If you take that deal at 15% interest p.a., here's where you end up:
• You've spent: $56,913
• The car is worth: $15,287
• In your bank: $0
Since your $219 a week was all poured into the car repayments, your net worth is only the car's value ($15,287).
That's how wealth gets destroyed over time. Where'd all the money go? How about if you put the car on your mortgage?
Things look slightly better if you finance the same car by tapping your mortgage, because it is typically some of the cheapest money around. If the interest rate were 5% instead of 15% p.a., for example, that's a much better deal.
Keeping your repayments at $219 a week, you would finish in 3 years, 11 months instead of 5. And if you kept funnelling that weekly amount into savings, here's how things would look for you after five years:
• You've spent: $44,010
• The car is worth: $15,287
• In your bank: $13,050
So your net worth after five years would be the car's value plus your savings, or $28,337. A bit better.
However - and this is a big "however" - if you didn't keep up those repayments and just left the car on the mortgage for long periods, it could spell disaster.
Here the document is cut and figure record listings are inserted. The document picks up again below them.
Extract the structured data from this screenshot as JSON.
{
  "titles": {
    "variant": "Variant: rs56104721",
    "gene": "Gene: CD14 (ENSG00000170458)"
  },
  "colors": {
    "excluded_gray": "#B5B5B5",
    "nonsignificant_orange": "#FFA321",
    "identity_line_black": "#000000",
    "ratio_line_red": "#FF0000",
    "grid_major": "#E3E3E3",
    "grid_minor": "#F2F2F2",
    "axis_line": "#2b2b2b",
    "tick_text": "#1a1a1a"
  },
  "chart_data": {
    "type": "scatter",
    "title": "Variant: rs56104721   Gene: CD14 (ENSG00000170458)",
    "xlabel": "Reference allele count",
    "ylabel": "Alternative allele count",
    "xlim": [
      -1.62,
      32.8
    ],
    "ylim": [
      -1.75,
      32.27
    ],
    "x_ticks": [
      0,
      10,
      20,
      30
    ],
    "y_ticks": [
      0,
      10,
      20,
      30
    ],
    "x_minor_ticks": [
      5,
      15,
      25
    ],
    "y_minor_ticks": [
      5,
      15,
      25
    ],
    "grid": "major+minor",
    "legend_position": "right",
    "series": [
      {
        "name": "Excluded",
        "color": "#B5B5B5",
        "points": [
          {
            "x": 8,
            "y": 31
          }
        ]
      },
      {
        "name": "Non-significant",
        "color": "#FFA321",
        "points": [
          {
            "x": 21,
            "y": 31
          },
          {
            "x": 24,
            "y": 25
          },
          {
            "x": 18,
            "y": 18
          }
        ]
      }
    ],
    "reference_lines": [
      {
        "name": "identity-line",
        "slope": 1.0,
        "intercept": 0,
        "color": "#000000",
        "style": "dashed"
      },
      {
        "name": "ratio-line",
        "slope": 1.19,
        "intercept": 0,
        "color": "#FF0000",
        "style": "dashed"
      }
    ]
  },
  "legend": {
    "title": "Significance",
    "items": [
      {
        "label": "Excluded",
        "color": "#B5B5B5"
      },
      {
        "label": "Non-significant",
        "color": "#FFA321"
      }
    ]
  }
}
The cost of that car could balloon as high as $77,249 if you did that for 30 years! Not recommended.
Here's how to buy a car without it setting you back
Let's go back to that $219 a week. Say that you start by saving that amount (paying yourself first via an automatic payment). After just a year, you'd already have $11,497.
So you take that $11,497 and go car shopping. Instead of a new tank, you find a six-year-old set of wheels and skip all that plummeting value that happens at the beginning.
Keep up that savings habit, and here's where you end up after five years:
• You've spent: $11,497
• The car is worth: $5,326
• In your bank: $47,401
And guess what your net worth is after those five years? The car and your savings makes it $52,727. That's a very different result from the same amount of money ($219 per week) leaving your pocket. It's also enough to go shopping for another sensible car and keep creating wealth instead of destroying it.
Steps to get your wheels while getting ahead
Step 1. Make a plan for how much you want to spend on cars each fortnight (or however often you're paid).
Step 2. Instead of making car repayments, funnel that money by paying yourself first into the highest-interest savings account you can find.
Step 3. Buy a solid, reliable car after a year with cash, and keep funnelling the same fortnightly amount into savings.
Step 4. In five years, tap your savings and sell your car to buy an even more solid, reliable car. Keep funnelling your fortnightly savings into a low cost managed fund.
Step 5. In the years that follow, the compounding interest from your fund could keep you in cars from here on out!